Over the past 5 years, TeraWulf Inc. (WULF) delivered a total return of +114.1%, compared to -69.6% for Riot Platforms, Inc. (RIOT). A $10,000 investment in WULF five years ago would be worth approximately $21K today (assuming dividends reinvested). Over 10 years, the gap is even starker: RIOT returned +540.4% versus WULF's +77.6%. Past returns do not guarantee future results, and the stock with the higher historical return may already have its best growth priced in.
03Which is safer — RIOT or WULF?
By beta (market sensitivity over 5 years), Riot Platforms, Inc. (RIOT) is the lower-risk stock at 2.35β versus TeraWulf Inc.'s 2.58β — meaning WULF is approximately 9% more volatile than RIOT relative to the S&P 500. On balance sheet safety, Riot Platforms, Inc. (RIOT) carries a lower debt/equity ratio of 20% versus 2% for TeraWulf Inc. — giving it more financial flexibility in a downturn.
04Which has better profit margins — RIOT or WULF?
Riot Platforms, Inc. (RIOT) is the more profitable company, earning 29.0% net margin versus -51.7% for TeraWulf Inc. — meaning it keeps 29.0% of every revenue dollar as bottom-line profit. Operating margin tells a similar story: RIOT leads at 40.8% versus -54.4% for WULF. At the gross margin level — before operating expenses — WULF leads at 55.3%, reflecting greater pricing power or product mix advantage. Stronger margins indicate durable pricing power, lower cost of revenue, or higher mix of software/services. They are one of the clearest signs of business quality.

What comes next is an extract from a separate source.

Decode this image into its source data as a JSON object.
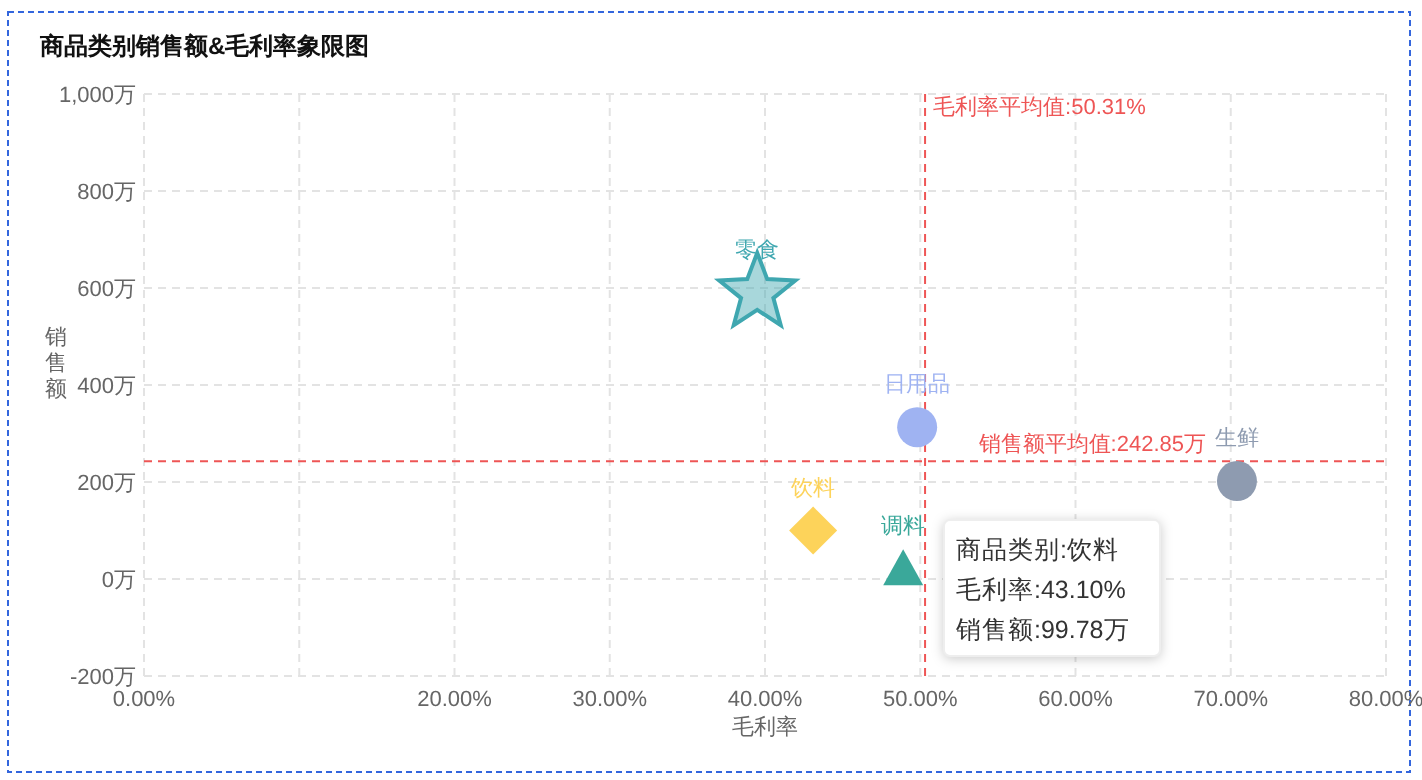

05Which pays a better dividend — RIOT or WULF?
None of the stocks in this comparison currently pay a material dividend. All are effectively zero-yield and should be held for capital appreciation rather than income.

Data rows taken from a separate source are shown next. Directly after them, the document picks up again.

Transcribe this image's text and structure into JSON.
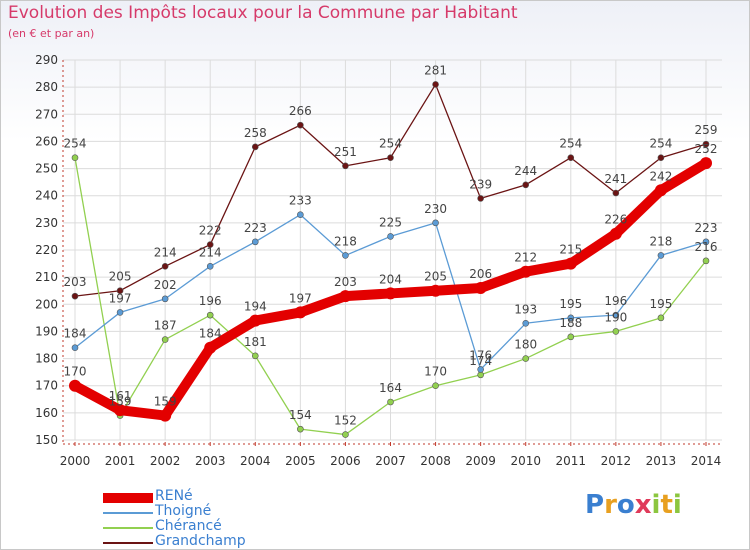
{
  "title": "Evolution des Impôts locaux pour la Commune par Habitant",
  "subtitle": "(en € et par an)",
  "logo": {
    "letters": [
      "P",
      "r",
      "o",
      "x",
      "i",
      "t",
      "i"
    ],
    "colors": [
      "#3a7fd0",
      "#e8a020",
      "#3a7fd0",
      "#e03a5a",
      "#8cc63f",
      "#e8a020",
      "#8cc63f"
    ]
  },
  "chart_data": {
    "type": "line",
    "title": "Evolution des Impôts locaux pour la Commune par Habitant",
    "subtitle": "(en € et par an)",
    "xlabel": "",
    "ylabel": "",
    "ylim": [
      150,
      290
    ],
    "yticks": [
      150,
      160,
      170,
      180,
      190,
      200,
      210,
      220,
      230,
      240,
      250,
      260,
      270,
      280,
      290
    ],
    "grid": true,
    "legend_position": "bottom-left",
    "categories": [
      "2000",
      "2001",
      "2002",
      "2003",
      "2004",
      "2005",
      "2006",
      "2007",
      "2008",
      "2009",
      "2010",
      "2011",
      "2012",
      "2013",
      "2014"
    ],
    "series": [
      {
        "name": "RENé",
        "color": "#e30000",
        "values": [
          170,
          161,
          159,
          184,
          194,
          197,
          203,
          204,
          205,
          206,
          212,
          215,
          226,
          242,
          252
        ]
      },
      {
        "name": "Thoigné",
        "color": "#5b9bd5",
        "values": [
          184,
          197,
          202,
          214,
          223,
          233,
          218,
          225,
          230,
          176,
          193,
          195,
          196,
          218,
          223
        ]
      },
      {
        "name": "Chérancé",
        "color": "#92d050",
        "values": [
          254,
          159,
          187,
          196,
          181,
          154,
          152,
          164,
          170,
          174,
          180,
          188,
          190,
          195,
          216
        ]
      },
      {
        "name": "Grandchamp",
        "color": "#6b1414",
        "values": [
          203,
          205,
          214,
          222,
          258,
          266,
          251,
          254,
          281,
          239,
          244,
          254,
          241,
          254,
          259
        ]
      }
    ],
    "value_labels": [
      [
        "170",
        "161",
        "159",
        "184",
        "194",
        "197",
        "203",
        "204",
        "205",
        "206",
        "212",
        "215",
        "226",
        "242",
        "252"
      ],
      [
        "184",
        "197",
        "202",
        "214",
        "223",
        "233",
        "218",
        "225",
        "230",
        "176",
        "193",
        "195",
        "196",
        "218",
        "223"
      ],
      [
        "254",
        "159",
        "187",
        "196",
        "181",
        "154",
        "152",
        "164",
        "170",
        "174",
        "180",
        "188",
        "190",
        "195",
        "216"
      ],
      [
        "203",
        "205",
        "214",
        "222",
        "258",
        "266",
        "251",
        "254",
        "281",
        "239",
        "244",
        "254",
        "241",
        "254",
        "259"
      ]
    ]
  }
}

06Is RIOT or WULF better for a retirement portfolio?
For long-horizon retirement investors, Riot Platforms, Inc. (RIOT) is the stronger choice — it scores higher on the combination of lower volatility, dividend reliability, and long-term compounding (+540.4% 10Y return). TeraWulf Inc. (WULF) carries a higher beta of 2.58 — meaning larger drawdowns in market downturns, which matters significantly when you cannot wait years for a recovery. Both have compounded well over 10 years (RIOT: +540.4%, WULF: +77.6%), confirming both are viable long-term holds — but the lower-volatility option typically results in less emotional selling during corrections. Retirement portfolios generally favour predictability over maximum returns. Consult a financial advisor before making allocation decisions.

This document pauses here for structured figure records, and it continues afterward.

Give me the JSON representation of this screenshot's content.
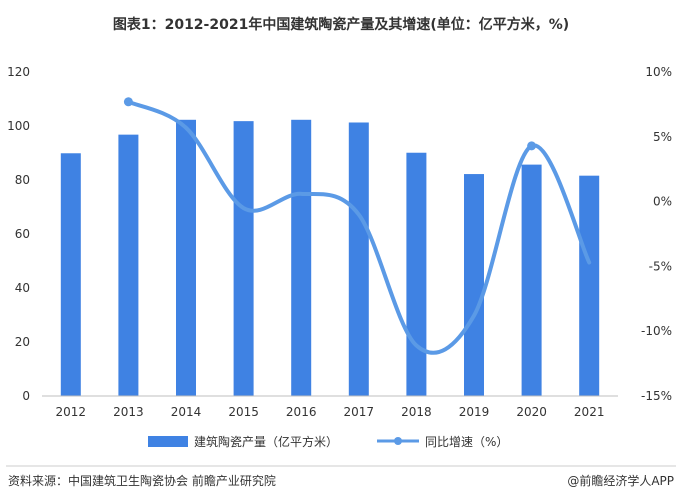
{
  "chart_data": {
    "type": "bar",
    "title": "图表1：2012-2021年中国建筑陶瓷产量及其增速(单位：亿平方米，%)",
    "categories": [
      "2012",
      "2013",
      "2014",
      "2015",
      "2016",
      "2017",
      "2018",
      "2019",
      "2020",
      "2021"
    ],
    "series": [
      {
        "name": "建筑陶瓷产量（亿平方米）",
        "type": "bar",
        "axis": "left",
        "values": [
          89.9,
          96.8,
          102.3,
          101.8,
          102.3,
          101.3,
          90.1,
          82.2,
          85.7,
          81.6
        ]
      },
      {
        "name": "同比增速（%）",
        "type": "line",
        "axis": "right",
        "values": [
          null,
          7.7,
          5.7,
          -0.5,
          0.6,
          -1.0,
          -11.1,
          -8.8,
          4.3,
          -4.7
        ]
      }
    ],
    "left_axis": {
      "ylim": [
        0,
        120
      ],
      "ticks": [
        "0",
        "20",
        "40",
        "60",
        "80",
        "100",
        "120"
      ]
    },
    "right_axis": {
      "ylim": [
        -15,
        10
      ],
      "ticks": [
        "-15%",
        "-10%",
        "-5%",
        "0%",
        "5%",
        "10%"
      ]
    },
    "legend_position": "bottom",
    "grid": false,
    "colors": {
      "bar": "#3f82e3",
      "line": "#5b9ae6"
    }
  },
  "footer": {
    "source": "资料来源：中国建筑卫生陶瓷协会 前瞻产业研究院",
    "brand": "@前瞻经济学人APP"
  }
}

07What are the main differences between RIOT and WULF?
Both stocks operate in the Financial Services sector, making this a peer-level intra-sector comparison — the same macro tailwinds and headwinds will affect both. These fundamental differences mean investors should not choose between them on a single metric — the "better stock" depends entirely on which of these characteristics aligns with your investment strategy.